Ainsi jugé entre l’agent comptable et Richard, chef d’atelier.

– Un apprenti, dont la santé ne permet pas de continuer la fabrication des velours, dont le maître absente fréquemment, son épouse n’étant pas de la partie, est-il en droit de faire résilier ses conventions ? Oui, la somme donnée au chef d’atelier lui reste allouée à titre d’indemnité. Néanmoins, si la santé de son élève se rétablit et qu’il reprenne la fabrication des velours, le chef d’atelier rentrera dans ses droits.

Ainsi jugé entre Theylan et Mathevon, apprenti.

– Lorsque les parens d’une apprentie s’obstinent à ce que leur enfant ne rentre pas chez son maître pour y finir son temps, sont-ils passibles d’une indemnité ? Oui, et l’apprentie ne pourra se placer qu’en cette qualité.

Ainsi jugé entre Ve Buisson et Gorlier, chef d’atelier.
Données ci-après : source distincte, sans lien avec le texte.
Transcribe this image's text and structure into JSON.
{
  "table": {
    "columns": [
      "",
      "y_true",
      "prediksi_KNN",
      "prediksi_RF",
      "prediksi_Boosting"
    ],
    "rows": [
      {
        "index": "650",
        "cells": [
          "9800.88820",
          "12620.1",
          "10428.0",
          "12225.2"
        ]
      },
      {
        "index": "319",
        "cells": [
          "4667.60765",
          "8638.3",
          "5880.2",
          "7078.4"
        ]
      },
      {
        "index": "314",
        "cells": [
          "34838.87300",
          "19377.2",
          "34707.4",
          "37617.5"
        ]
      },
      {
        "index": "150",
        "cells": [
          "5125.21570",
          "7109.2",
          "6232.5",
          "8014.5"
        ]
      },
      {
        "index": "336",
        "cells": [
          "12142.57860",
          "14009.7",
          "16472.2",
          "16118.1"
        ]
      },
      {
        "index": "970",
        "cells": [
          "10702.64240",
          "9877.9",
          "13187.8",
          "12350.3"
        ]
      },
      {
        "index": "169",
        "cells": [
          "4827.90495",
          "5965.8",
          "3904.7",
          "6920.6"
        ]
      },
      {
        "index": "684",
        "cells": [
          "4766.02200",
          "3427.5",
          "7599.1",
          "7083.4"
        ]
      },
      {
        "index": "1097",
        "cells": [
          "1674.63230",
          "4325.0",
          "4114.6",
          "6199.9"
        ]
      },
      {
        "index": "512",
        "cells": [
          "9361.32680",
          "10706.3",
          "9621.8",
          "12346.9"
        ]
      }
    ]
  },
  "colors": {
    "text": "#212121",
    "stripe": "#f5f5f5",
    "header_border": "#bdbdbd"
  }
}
– MM. Broche et Ce, ont fait saisir trois pièces de blondes étoilées, chez le sieur Palatin. Le conseil ayant décidé que la copie n’était qu’indirecte a renvoyé les parties devant les tribunaux compétens, pour statuer sur l’indemnité, s’il y en a une.

– Lorsqu’un maître a la faiblesse de prendre, comme ouvrier, un lanceur qui n’a point fait d’apprentissage, est-il passible du salaire de cet ouvrier ? oui, néanmoins ils sont renvoyés devant arbitre, pour visiter et régler le compte.

Ainsi jugé entre Freget, chef d’atelier et Ve Loguoti.

[3.2]Nous ne saurions trop recommander aux chefs d’atelier de se mettre en garde contre leur propre faiblesse, dont abusent souvent ceux qui les exploitent : car il arrive souvent qu’un négociant, impatient de se voir au terme de ses travaux, et de s’asseoir sur des monceaux d’or ravis aux labeurs des ouvriers, ne rougit pas, après avoir restreint les façons à leurs taux le plus bas, de profiter du plus léger prétexte pour en retenir une partie, qui doit servir à grossir le chiffre de son inventaire. Le fait suivant vient à l’appui de ce que nous disons :

Ces jours passés, un chef d’atelier rendit une pièce, dont cinq aunes, à peu près, étaient moins réduites que le reste de la pièce ; la différence de réduction était peu sensible, mais elle ne fut pas moins un prétexte d’injures de la part du négociant, suivies de menaces de rabais, qui de suite furent mises à exécution, et d’un trait de plume, dix aunes furent portées sans façon. Le chef d’atelier, fort de son droit et révolté d’une semblable injustice, s’opposa énergiquement à ce rabais, et menaça le négociant de le faire paraître au conseil.

Ce dernier consentit cependant à ne faire supporter le rabais que sur les cinq aunes. Le chef d’atelier insiste pour n’en supporter aucun. Les réclamations étant insuffisantes, il fut chercher un billet pour le conseil des prud’hommes, et revint le présenter au négociant cupide, lequel croyait exploiter la faiblesse d’un pauvre diable avec impunité. La résolution définitive du chef d’atelier eut son effet ; la crainte du stigmate de la publicité fit respecter la propriété sacrée de l’ouvrier, qui est le travail, et le rabais tenté n’eut pas lieu !

Chefs d’ateliers, si l’étoffe que l’on vous donne à confectionner n’est pas telle qu’elle doit être ; si elle sort de vos ateliers dans un état qui compromette son écoulement, c’est un malheur dont vous devez supporter les conséquences : mais si elle n’a qu’une infériorité qui nécessite la comparaison pour la distinguer, ne vous soumettez pas au rabais discrétionnaire du négociant, car en vous diminuant le montant de votre façon, il ne compense pas la perte qu’il pourra faire, parce qu’il n’en fera pas ; mais il grossit son bénéfice !

Soyez fermes et calmes, et vos intérêts seront respectés.

Notes de fin littérales:

i. Il serait à désirer que les maîtres entendissent un peu mieux leurs intérêts et que sur l’appât de quelques mille dont ils s’imaginent ne pas payer de façon, ils ne prissent pas des lanceurs pour ouvriers qui n’ont ni livret, ni acte d’apprentissage, tandis que des ouvriers habiles restent dans l’inaction.